Questions remaining to be answered include reproducibility in TdP induction and how the model responds to ‘safe' drugs. Group-wise reproducibility in the paper by Lengyel et al. was between 50 and 63% depending on the order of drug administration. Serial reproducibility, using the dog as its own control, was not been assessed and this would probably require defibrillator implantation. It is interesting to observe that the QT variability is increased in proarrhythmic dogs only, confirming results from anaesthetized animals (Thomsen et al., 2004). Thus, both parametric and non-parametric end points are available, implying that even a borderline increase in repolarization variability in combination with the absence of arrhythmia would warrant attention. No dose-dependent information is available from Lengyel et al., but others have shown that both dofetilide and HMR-1556 dose-dependently prolongs the QT interval in conscious dogs (Volders et al., 2003; van der Linde et al., 2005), so it is likely that the doses can be fine tuned to meet the requirements of the investigator. A final question to be addressed is whether the IKr or the IKs blocker should be administered first. From the available data it does not seem to be a critical aspect; however, if the investigative new compound is an IKr blocker and the hypothesis is that it can serve as a final hit for induction of proarrhythmia, it would seem natural to administer the IKs blocker first. All these minor limitations can readily be solved by the pharmaceutical company choosing to embrace this model.

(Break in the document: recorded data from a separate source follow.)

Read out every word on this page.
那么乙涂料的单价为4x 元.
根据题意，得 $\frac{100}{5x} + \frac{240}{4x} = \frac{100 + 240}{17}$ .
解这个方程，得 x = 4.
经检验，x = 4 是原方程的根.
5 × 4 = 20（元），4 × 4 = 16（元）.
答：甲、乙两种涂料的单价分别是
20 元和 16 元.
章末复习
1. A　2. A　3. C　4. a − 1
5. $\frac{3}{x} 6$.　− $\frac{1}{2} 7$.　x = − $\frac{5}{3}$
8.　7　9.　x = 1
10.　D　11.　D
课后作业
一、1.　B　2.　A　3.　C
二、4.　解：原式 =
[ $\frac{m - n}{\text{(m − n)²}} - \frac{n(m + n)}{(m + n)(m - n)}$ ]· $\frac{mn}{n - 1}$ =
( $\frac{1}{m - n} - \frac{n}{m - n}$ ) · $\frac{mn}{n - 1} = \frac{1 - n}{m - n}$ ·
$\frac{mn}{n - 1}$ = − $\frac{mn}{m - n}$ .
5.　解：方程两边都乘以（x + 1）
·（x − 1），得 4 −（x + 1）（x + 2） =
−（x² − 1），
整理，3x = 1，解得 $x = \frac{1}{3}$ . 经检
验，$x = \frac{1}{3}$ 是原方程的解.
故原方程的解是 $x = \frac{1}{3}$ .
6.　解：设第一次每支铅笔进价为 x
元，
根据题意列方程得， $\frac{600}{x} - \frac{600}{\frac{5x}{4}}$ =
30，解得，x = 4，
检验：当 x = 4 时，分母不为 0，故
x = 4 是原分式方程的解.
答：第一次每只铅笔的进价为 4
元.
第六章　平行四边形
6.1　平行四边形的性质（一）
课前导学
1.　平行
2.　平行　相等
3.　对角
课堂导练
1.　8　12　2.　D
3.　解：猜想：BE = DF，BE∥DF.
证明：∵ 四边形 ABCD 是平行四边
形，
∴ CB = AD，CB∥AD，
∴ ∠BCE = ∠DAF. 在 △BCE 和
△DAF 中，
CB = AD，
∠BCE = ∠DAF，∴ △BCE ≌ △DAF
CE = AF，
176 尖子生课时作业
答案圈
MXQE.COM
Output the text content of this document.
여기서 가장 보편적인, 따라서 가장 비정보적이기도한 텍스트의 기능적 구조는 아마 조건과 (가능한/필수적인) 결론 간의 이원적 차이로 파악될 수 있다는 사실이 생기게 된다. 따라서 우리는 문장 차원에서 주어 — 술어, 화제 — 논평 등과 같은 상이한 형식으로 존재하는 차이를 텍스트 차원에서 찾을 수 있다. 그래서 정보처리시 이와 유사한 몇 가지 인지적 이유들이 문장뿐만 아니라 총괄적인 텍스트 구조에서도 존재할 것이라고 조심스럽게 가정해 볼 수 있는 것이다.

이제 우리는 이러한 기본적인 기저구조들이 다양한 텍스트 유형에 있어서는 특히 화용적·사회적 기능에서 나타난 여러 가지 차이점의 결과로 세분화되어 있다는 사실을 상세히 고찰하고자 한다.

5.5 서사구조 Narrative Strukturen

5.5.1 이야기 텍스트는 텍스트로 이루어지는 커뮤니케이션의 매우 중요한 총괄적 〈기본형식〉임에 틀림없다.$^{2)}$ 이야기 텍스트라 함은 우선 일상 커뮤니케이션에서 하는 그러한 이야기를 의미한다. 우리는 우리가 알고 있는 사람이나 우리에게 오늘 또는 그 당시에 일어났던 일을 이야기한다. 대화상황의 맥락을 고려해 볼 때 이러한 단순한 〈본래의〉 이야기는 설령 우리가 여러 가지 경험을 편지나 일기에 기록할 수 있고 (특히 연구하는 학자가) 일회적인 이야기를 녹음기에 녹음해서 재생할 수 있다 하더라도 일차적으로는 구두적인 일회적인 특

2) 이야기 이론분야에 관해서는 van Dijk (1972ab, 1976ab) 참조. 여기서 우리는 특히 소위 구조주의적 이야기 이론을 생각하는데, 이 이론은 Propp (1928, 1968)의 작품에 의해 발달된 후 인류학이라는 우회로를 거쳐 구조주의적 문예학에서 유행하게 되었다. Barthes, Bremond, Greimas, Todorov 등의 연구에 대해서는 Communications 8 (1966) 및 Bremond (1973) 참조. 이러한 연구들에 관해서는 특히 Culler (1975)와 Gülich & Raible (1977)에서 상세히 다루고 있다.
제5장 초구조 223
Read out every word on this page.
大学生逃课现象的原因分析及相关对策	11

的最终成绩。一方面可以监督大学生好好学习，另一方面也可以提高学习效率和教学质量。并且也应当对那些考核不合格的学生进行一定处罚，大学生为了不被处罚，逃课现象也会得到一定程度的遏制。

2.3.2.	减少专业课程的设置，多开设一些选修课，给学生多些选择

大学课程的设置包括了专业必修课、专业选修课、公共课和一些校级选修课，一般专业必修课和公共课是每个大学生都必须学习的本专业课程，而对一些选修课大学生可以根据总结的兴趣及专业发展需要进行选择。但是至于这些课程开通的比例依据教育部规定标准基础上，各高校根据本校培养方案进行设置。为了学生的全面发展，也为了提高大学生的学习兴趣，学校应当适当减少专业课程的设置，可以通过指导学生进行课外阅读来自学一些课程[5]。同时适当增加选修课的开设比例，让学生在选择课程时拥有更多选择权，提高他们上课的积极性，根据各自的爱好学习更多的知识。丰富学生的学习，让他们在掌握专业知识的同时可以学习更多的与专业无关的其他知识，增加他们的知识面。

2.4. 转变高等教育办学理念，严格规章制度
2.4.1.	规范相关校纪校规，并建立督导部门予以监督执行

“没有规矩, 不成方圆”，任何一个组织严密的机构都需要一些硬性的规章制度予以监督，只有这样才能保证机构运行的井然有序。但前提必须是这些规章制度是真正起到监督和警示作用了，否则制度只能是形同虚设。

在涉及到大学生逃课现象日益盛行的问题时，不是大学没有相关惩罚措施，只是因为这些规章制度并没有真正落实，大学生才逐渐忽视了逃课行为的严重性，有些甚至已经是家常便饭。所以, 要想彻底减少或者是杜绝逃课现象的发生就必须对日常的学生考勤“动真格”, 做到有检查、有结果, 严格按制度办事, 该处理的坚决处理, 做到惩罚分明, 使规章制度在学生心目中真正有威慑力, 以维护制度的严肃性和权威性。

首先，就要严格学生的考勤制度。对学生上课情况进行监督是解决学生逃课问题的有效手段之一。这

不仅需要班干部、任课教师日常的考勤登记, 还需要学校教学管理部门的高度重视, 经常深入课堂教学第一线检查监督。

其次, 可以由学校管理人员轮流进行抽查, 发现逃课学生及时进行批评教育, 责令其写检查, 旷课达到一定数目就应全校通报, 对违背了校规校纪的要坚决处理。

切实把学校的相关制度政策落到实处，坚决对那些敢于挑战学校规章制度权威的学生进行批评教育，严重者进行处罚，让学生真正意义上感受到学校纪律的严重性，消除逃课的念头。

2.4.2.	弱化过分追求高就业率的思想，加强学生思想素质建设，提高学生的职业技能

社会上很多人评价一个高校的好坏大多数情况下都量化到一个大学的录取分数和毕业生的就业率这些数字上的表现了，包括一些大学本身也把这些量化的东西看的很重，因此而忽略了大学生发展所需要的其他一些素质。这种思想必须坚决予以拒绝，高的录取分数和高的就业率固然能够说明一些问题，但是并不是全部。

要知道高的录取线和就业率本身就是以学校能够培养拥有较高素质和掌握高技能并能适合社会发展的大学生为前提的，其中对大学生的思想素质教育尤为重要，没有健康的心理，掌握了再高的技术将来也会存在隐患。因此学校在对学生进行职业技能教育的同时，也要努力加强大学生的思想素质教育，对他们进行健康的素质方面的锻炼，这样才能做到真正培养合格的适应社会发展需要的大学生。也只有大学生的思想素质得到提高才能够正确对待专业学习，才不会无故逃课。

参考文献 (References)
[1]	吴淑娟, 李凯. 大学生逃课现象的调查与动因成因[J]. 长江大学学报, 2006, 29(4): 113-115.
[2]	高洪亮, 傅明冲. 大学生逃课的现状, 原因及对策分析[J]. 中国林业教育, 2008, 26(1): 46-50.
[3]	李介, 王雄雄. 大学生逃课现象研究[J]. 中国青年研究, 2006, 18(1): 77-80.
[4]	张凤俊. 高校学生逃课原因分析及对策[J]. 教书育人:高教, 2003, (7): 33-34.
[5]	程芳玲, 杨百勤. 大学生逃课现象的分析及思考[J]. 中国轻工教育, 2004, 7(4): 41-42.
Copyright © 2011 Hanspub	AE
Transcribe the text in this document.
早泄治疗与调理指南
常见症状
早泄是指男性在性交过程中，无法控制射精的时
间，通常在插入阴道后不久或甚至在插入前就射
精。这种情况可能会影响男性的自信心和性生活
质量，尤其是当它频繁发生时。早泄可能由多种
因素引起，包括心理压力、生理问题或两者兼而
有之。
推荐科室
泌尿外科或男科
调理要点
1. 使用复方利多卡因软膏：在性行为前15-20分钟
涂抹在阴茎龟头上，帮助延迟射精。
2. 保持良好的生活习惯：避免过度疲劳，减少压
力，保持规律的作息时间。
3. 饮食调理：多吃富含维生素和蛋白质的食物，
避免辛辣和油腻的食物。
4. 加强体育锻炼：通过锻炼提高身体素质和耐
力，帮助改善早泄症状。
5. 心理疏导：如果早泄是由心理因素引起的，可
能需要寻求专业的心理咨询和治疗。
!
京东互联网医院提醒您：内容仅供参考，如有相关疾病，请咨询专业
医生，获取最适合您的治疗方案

For years, the scientific community has argued that simple repolarization assays are not suitable to assess the proarrhythmic potential of drugs. The regulatory authorities are very reluctant in adopting this view and the industry claims that, as long as the authorities will not prioritize screening for TdP, the expense of establishing these models are too high. Now is the time for the industry to surpass regulations and explore the avenues that have been opened up for them.
Acknowledgments
Dr Thomsen is a Michael Bilitch Fellow in Cardiac Pacing and Electrophysiology of the Heart Rhythm Society.
Abbreviations
- IKr
the rapidly activating, delayed rectifying potassium current
- IKs
the slowly activating, delayed rectifying potassium current
- TdP
torsades de pointes
Conflict of interest
The author states no conflict of interest.